Porque esta ajuda é uma ajuda com rosto, e porque há que combater o esquecimento a que a distância considerável está sempre pronta a tentar-nos, a Helpo potencia uma aproximação dos padrinhos aos seus afilhados e comunidades apoiadas através do envio de correspondência e bens.

O envio e recepção desta correspondência alimenta uma relação de esperança e consubstancia a presença dos padrinhos aos olhos das crianças e comunidades. Não se pretende, através das lembranças enviadas, criar um impacto fundamental na vida destas crianças (papel confiado às intervenções e distribuições regulares da Helpo nas comunidades, traduzindo as contribuições dos seus padrinhos), mas apenas relembrar que para alguém que segue o seu percurso de vida, são especiais.

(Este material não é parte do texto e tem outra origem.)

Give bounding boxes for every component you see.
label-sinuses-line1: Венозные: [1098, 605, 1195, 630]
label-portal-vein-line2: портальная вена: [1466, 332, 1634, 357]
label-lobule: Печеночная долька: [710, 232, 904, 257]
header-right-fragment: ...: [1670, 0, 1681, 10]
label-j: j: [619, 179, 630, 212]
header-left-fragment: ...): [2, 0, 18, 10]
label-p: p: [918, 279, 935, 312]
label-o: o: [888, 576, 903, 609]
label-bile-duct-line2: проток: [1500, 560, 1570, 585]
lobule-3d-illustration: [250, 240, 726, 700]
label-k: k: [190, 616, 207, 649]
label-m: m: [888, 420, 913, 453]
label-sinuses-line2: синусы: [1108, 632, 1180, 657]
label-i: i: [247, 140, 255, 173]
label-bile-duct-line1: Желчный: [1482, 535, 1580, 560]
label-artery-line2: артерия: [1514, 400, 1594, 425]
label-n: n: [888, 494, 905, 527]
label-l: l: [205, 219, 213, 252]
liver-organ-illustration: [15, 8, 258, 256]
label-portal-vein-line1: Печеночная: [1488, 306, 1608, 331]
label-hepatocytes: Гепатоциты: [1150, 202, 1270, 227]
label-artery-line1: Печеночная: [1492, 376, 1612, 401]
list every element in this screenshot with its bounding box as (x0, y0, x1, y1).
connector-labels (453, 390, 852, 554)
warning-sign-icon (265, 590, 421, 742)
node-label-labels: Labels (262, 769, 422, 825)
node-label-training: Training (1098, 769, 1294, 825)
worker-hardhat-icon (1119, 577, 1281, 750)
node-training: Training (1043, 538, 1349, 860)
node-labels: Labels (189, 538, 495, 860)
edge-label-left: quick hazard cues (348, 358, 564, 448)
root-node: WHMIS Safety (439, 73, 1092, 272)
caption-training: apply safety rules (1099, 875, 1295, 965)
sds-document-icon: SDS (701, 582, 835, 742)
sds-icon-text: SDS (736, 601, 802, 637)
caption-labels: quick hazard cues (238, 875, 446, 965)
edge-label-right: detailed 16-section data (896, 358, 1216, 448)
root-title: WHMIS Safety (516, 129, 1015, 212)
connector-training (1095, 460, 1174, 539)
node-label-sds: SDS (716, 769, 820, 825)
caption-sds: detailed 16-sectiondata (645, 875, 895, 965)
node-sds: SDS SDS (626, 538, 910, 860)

Trimestralmente (Março, Junho, Setembro e Dezembro) os padrinhos podem enviar uma carta, postal ou fotografia aos seus afilhados e semestralmente (Março e Setembro) poderão enviar um pequeno presente (o correspondente a um envelope tamanho L dos CTT) para a criança que apoiam. Caso o tamanho do envelope exceda o previsto e não seja possível o envio total dos bens, o excedente será reencaminhado no envio posterior.

Solicitamos que não envie brinquedos/equipamentos elétricos ou a pilhas, produtos alimentares e líquidos.

O envio tanto da correspondência como dos bens, deverá ser efectuado para a sede da Helpo em Portugal até ao dia 10 do mês correspondente ao envio e a Helpo reencaminha para o terreno ao dia 15 desse mesmo mês.

O envio de um contentor anual (último trimestre do ano) promove a distribuição de bens junto dos beneficiários do programa, permitindo o acesso a bens de necessidade básica, como material escolar, livros, bens de higiene, material didáctico, entre outros, fruto das campanhas de recolha de bens desenvolvidas pela Helpo ou doações de entidades e particulares. Neste envio os padrinhos são incentivados, através de orientações da Helpo, a contribuir com a quantidade que lhes seja possível, com material essencial ao desenvolvimento e bem-estar das comunidades mas que muitas vezes é inacessível ou inexistente nos contextos de terreno.